Alors que le débat sur le projet de loi Travail venait de commencer au parlement, le gouvernement vient de décider de le censurer en utilisant le 49.3.
Cette mesure autoritaire est une preuve de sa grande faiblesse, d’un mépris des centaines de milliers de jeunes, de salarié-e-s, de chômeurs qui se sont mobilisé-e-s depuis plus de deux mois, d’un mépris des plus de 70 % de français-es qui refusent ce texte. Après ses tentatives infructueuses pour convaincre l’opinion et son incapacité à rassembler une majorité pour valider son texte, le gouvernement refuse la confrontation parlementaire. Il refuse que le travail soit l’objet d’un débat démocratique dans notre pays.
Le Gouvernement a tenté d’éteindre l’incendie provoqué par son avant-projet de loi Travail, en apportant certaines modifications à ce texte. Cette tentative n’a pas complètement fonctionné, puisque, si une partie des syndicats et du PS s’est satisfaite de ces corrections, la majeure partie du mouvement social et des jeunes et un certain nombre de parlementaires de gauche n’acceptaient toujours pas le texte.
Contrairement à ce nous disent les Valls et El Khomri, on constate que les évolutions qu’a connues l’avant-projet de loi ne modifient pas sa philosophie. Ont été rabotées quelques dispositions trop voyantes ou symboliques, mais le texte reste régi par une volonté de diminuer les garanties des salariés, tant en ce qui concerne les conditions d’emploi que les conditions de licenciement. Cette volonté trouve l’un de ses vecteurs privilégiés dans l’inversion de la hiérarchie des normes, donnant la primauté de la négociation collective au niveau de l’entreprise. Le sujet est tellement important pour le gouvernement que le rapporteur s’est contorsionné pour trouver un amendement qui, sans toucher à cette nouvelle hiérarchie, donnerait aux branches un droit de regard sur les accords d’entreprise. Pourquoi faire simple quand on peut faire compliqué disaient les Shadoks ? Il suffirait de ne pas inverser la hiérarchie des normes.
On comprend assez facilement que ce qui importe pour le gouvernement, ce n’est pas le dialogue social en soi, mais le dialogue social quand il permet de revoir les règles à la baisse, c’est-à-dire, en allant là où le rapport de forces employeurs-salariés, peut être le plus défavorable. Et si ça ne suffit pas, on passe aux accords types de branche où l’employeur coche les cases qui lui conviennent ou, tout simplement, à la décision unilatérale. Il suffit d’entendre M. GATTAZ quand il classe les organisations syndicales pour s’en convaincre.
Cette démarche est mortifère et vaine.
Mortifère car le Gouvernement n’ira jamais assez loin dans la course au moins-disant social.
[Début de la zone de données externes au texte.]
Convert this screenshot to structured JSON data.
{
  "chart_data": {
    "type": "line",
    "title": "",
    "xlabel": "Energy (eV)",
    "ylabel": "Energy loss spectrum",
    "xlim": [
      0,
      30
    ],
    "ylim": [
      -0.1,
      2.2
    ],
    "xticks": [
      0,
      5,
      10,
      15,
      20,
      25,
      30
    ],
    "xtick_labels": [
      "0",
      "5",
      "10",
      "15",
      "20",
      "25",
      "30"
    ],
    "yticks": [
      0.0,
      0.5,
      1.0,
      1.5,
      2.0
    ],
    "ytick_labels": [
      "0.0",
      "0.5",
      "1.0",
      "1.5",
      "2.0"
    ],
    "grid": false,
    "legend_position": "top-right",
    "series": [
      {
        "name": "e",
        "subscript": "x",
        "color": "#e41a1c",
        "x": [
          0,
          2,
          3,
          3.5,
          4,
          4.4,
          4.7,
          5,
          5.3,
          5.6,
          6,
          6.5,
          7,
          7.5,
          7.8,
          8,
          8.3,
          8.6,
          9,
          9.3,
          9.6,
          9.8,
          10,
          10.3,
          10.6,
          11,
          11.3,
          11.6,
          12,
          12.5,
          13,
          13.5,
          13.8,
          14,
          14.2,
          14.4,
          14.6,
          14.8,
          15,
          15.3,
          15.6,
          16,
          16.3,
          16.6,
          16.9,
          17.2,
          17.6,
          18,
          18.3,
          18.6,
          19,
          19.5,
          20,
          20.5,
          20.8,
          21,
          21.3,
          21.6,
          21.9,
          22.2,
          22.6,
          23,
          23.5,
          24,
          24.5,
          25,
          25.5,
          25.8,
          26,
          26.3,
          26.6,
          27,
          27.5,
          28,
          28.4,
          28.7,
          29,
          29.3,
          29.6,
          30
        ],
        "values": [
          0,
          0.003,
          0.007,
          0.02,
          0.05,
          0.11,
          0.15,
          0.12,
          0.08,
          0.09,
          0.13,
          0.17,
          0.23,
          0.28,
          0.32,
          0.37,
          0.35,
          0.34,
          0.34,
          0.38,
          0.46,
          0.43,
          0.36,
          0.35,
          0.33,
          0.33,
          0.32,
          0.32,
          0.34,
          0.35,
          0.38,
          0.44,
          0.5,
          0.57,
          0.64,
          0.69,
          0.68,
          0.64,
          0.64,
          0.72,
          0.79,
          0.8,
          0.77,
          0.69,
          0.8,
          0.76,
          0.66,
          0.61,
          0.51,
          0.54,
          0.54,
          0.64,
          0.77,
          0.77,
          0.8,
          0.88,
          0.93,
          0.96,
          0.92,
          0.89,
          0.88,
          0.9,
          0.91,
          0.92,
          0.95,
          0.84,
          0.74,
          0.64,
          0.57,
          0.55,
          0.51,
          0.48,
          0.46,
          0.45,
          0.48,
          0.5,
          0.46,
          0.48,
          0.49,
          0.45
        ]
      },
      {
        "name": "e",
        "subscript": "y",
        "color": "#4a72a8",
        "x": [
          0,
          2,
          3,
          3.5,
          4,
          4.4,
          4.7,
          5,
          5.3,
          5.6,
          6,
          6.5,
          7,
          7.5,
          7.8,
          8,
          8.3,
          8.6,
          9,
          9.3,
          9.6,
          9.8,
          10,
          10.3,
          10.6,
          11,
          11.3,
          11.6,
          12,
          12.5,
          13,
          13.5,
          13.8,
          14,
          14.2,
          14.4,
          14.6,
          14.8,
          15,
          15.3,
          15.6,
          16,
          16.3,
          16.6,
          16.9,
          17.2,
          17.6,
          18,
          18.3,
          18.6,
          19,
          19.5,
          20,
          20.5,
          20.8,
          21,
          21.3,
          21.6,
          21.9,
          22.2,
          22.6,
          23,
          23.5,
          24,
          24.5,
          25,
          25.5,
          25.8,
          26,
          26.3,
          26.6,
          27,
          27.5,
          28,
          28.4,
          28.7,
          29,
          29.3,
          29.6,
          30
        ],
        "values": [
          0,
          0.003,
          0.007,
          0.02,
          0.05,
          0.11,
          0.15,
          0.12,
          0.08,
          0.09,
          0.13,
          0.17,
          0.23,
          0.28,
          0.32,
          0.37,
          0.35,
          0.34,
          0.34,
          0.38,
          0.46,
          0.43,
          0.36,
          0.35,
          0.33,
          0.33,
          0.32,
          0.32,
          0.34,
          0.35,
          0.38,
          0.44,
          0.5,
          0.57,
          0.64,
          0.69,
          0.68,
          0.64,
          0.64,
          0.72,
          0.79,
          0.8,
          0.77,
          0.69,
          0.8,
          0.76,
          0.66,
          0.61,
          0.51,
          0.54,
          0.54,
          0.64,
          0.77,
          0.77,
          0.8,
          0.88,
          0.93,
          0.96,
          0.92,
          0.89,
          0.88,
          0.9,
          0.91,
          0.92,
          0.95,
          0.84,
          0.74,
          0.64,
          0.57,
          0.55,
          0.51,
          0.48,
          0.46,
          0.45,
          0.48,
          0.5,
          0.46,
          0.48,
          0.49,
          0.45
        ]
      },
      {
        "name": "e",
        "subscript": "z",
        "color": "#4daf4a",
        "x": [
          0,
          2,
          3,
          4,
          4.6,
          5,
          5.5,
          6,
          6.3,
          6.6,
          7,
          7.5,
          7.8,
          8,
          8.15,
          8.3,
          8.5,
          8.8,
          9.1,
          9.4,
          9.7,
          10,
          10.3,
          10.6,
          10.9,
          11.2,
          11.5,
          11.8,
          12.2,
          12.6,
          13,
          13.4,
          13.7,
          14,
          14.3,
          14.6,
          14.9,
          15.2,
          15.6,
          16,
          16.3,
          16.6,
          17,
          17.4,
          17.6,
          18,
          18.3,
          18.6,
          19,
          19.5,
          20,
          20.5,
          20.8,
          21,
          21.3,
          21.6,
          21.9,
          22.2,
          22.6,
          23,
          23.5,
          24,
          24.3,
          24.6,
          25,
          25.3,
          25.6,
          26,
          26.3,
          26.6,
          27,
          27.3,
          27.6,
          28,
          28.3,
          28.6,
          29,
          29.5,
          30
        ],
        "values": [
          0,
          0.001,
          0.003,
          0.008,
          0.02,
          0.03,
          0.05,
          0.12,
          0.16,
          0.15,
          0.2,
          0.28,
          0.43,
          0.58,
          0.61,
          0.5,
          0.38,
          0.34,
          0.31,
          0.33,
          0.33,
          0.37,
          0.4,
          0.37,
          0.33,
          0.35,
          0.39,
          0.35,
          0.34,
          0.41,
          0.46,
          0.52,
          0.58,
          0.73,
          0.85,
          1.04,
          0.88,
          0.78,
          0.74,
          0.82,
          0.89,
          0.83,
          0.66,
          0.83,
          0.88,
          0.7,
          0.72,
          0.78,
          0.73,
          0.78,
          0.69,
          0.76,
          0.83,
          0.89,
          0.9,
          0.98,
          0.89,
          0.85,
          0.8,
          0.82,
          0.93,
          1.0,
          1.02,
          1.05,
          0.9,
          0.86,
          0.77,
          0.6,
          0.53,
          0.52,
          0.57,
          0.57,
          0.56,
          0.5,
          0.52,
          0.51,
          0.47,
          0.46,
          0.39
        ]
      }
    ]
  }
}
Les organisations patronales demandent toujours plus (ou plutôt toujours moins… de règles) sans pour autant s’engager à quoique ce soit. En attendant, le gouvernent détricote consciencieusement un siècle et demi de conquêtes sociales et désespère les salariés et les jeunes.
Démarche vaine, enfin, car rien n’atteste que cette course à la régression sociale est une recette qui marche pour combattre le chômage. Pour embaucher, les entreprises ont d’abord besoin de marchés, de débouchés et l’expérience montre que l’amélioration de la situation de l’emploi s’est manifestée (en France) soit lors de périodes de forte croissance économique, soit lorsque le droit du travail a conjugué réduction de la durée du temps de travail et encouragement de la productivité.
La dérèglementation n’est pas une solution d’avenir. Elle est source de pauvreté, d’inégalités et de mise en danger des travailleurs. Comment comprendre qu’elle puisse être mise en œuvre par un gouvernement censé représenter les salariés ?
En tout état de cause, ce projet, même remanié, même complété par des dispositions diverses, souvent vagues (comme le Compte personnel d’activité) ou « déjà dans les tuyaux » (comme la garantie jeunes) destinées à calmer la colère des jeunes, reste fondamentalement le texte de régression sociale le plus violent depuis plusieurs décennies.
Face à la crise que le gouvernement vient de provoquer, il n’y a pas d’autre solution que le dialogue et l’ouverture de discussions sur la question du travail pour garantir les droits des salarié-e-s, créer de nouveaux droits afin de répondre aux évolutions actuelles du monde du travail.
Ce passage en force du gouvernement ne réglera rien.
Avec l’intersyndicale, la FSU appelle les agents de la Fonction publique à continuer de se mobiliser avec les salarié-e-s du privé et les jeunes. Ensemble nous pouvons faire reculer ce gouvernement. Ensemble nous obtiendrons le retrait de ce projet de loi.